Tenía así en mis suegros un ejemplo de integración entre marido y mujer como el que soñaba. Habían sido muy felices juntos, él siempre voceando y ella ofreciendo una sonrisa que significaba a un tiempo conformidad y compasión. Amaba a su hombrón y él debió de haberla conquistado y conservado a fuerza de buenos negocios. No el interés, sino auténtica admiración la unía a él, una admiración que yo compartía y que, por eso, no me resultaba difícil entender. Tanta vivacidad que ponía en un ámbito tan limitado, una jaula en que no había sino una mercancía y dos enemigos (los dos contratantes), en que nacían y se descubrían siempre nuevas combinaciones y relaciones, animaba maravillosamente la vida. Él le contaba todos sus negocios y ella era tan educada, que nunca le daba consejos porque temía equivocarlo. Él sentía la necesidad de semejante asistencia muda y a veces corría a casa a monologar, convencido de que iba a pedir consejo a su mujer.

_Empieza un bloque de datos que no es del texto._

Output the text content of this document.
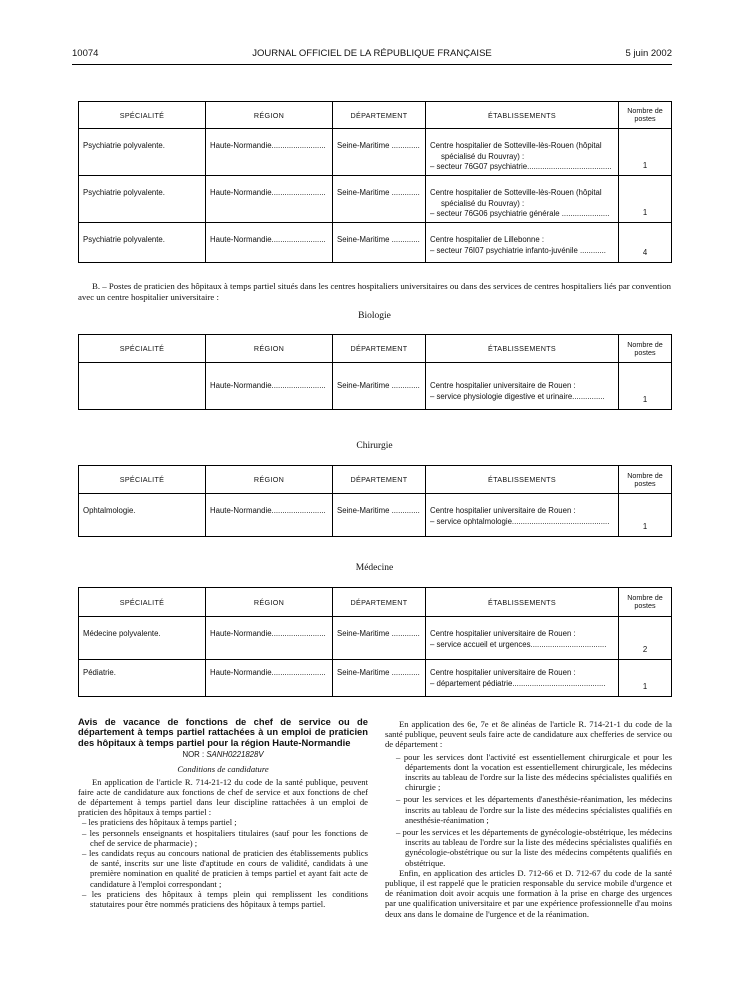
10074	JOURNAL OFFICIEL DE LA RÉPUBLIQUE FRANÇAISE	5 juin 2002
SPÉCIALITÉ	RÉGION	DÉPARTEMENT	ÉTABLISSEMENTS	Nombre de
postes
Psychiatrie polyvalente.	Haute-Normandie.........................	Seine-Maritime .............	Centre hospitalier de Sotteville-lès-Rouen (hôpital
spécialisé du Rouvray) :
– secteur 76G07 psychiatrie.......................................	1
Psychiatrie polyvalente.	Haute-Normandie.........................	Seine-Maritime .............	Centre hospitalier de Sotteville-lès-Rouen (hôpital
spécialisé du Rouvray) :
– secteur 76G06 psychiatrie générale ......................	1
Psychiatrie polyvalente.	Haute-Normandie.........................	Seine-Maritime .............	Centre hospitalier de Lillebonne :
– secteur 76I07 psychiatrie infanto-juvénile ............	4
B. – Postes de praticien des hôpitaux à temps partiel situés dans les centres hospitaliers universitaires ou dans des services de centres hospitaliers liés par convention avec un centre hospitalier universitaire :
Biologie
SPÉCIALITÉ	RÉGION	DÉPARTEMENT	ÉTABLISSEMENTS	Nombre de
postes
	Haute-Normandie.........................	Seine-Maritime .............	Centre hospitalier universitaire de Rouen :
– service physiologie digestive et urinaire...............	1
Chirurgie
SPÉCIALITÉ	RÉGION	DÉPARTEMENT	ÉTABLISSEMENTS	Nombre de
postes
Ophtalmologie.	Haute-Normandie.........................	Seine-Maritime .............	Centre hospitalier universitaire de Rouen :
– service ophtalmologie.............................................	1
Médecine
SPÉCIALITÉ	RÉGION	DÉPARTEMENT	ÉTABLISSEMENTS	Nombre de
postes
Médecine polyvalente.	Haute-Normandie.........................	Seine-Maritime .............	Centre hospitalier universitaire de Rouen :
– service accueil et urgences...................................	2
Pédiatrie.	Haute-Normandie.........................	Seine-Maritime .............	Centre hospitalier universitaire de Rouen :
– département pédiatrie...........................................	1

Avis de vacance de fonctions de chef de service ou de département à temps partiel rattachées à un emploi de praticien des hôpitaux à temps partiel pour la région Haute-Normandie

NOR : SANH0221828V

Conditions de candidature

En application de l'article R. 714-21-12 du code de la santé publique, peuvent faire acte de candidature aux fonctions de chef de service et aux fonctions de chef de département à temps partiel dans leur discipline rattachées à un emploi de praticien des hôpitaux à temps partiel :

– les praticiens des hôpitaux à temps partiel ;

– les personnels enseignants et hospitaliers titulaires (sauf pour les fonctions de chef de service de pharmacie) ;

– les candidats reçus au concours national de praticien des établissements publics de santé, inscrits sur une liste d'aptitude en cours de validité, candidats à une première nomination en qualité de praticien à temps partiel et ayant fait acte de candidature à l'emploi correspondant ;

– les praticiens des hôpitaux à temps plein qui remplissent les conditions statutaires pour être nommés praticiens des hôpitaux à temps partiel.

En application des 6e, 7e et 8e alinéas de l'article R. 714-21-1 du code de la santé publique, peuvent seuls faire acte de candidature aux chefferies de service ou de département :

– pour les services dont l'activité est essentiellement chirurgicale et pour les départements dont la vocation est essentiellement chirurgicale, les médecins inscrits au tableau de l'ordre sur la liste des médecins spécialistes qualifiés en chirurgie ;

– pour les services et les départements d'anesthésie-réanimation, les médecins inscrits au tableau de l'ordre sur la liste des médecins spécialistes qualifiés en anesthésie-réanimation ;

– pour les services et les départements de gynécologie-obstétrique, les médecins inscrits au tableau de l'ordre sur la liste des médecins spécialistes qualifiés en gynécologie-obstétrique ou sur la liste des médecins compétents qualifiés en obstétrique.

Enfin, en application des articles D. 712-66 et D. 712-67 du code de la santé publique, il est rappelé que le praticien responsable du service mobile d'urgence et de réanimation doit avoir acquis une formation à la prise en charge des urgences par une qualification universitaire et par une expérience professionnelle d'au moins deux ans dans le domaine de l'urgence et de la réanimation.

No fue una sorpresa para mí, cuando supe que él la engañaba, que ella lo sabía y no le guardaba rencor. Yo llevaba un año casado, cuando un día Giovanni, muy agitado, me contó que había extraviado una carta muy importante para él y quiso repasar los papeles que me había entregado con la esperanza de encontrarla entre ellos. Pero pocos días después, muy contento, me contó que la había encontrado en su cartera.

—¿Era de una mujer? —le pregunté yo, y él dijo que sí con la cabeza, al tiempo que se jactaba de su buena suerte. Después, un día en que me acusaban de haber perdido papeles, para defenderme, dije a mi mujer y a mi suegra que no podía tener la suerte de su padre, cuyas cartas volvían solas a su cartera. Mi suegra se echó a reír con tantas ganas, que no me cupo duda de que había sido precisamente ella quien la había vuelto a colocar en su sitio. Evidentemente, en su relación eso no tenía importancia. Cada cual ama a su manera y, en mi opinión, la suya no era la más estúpida.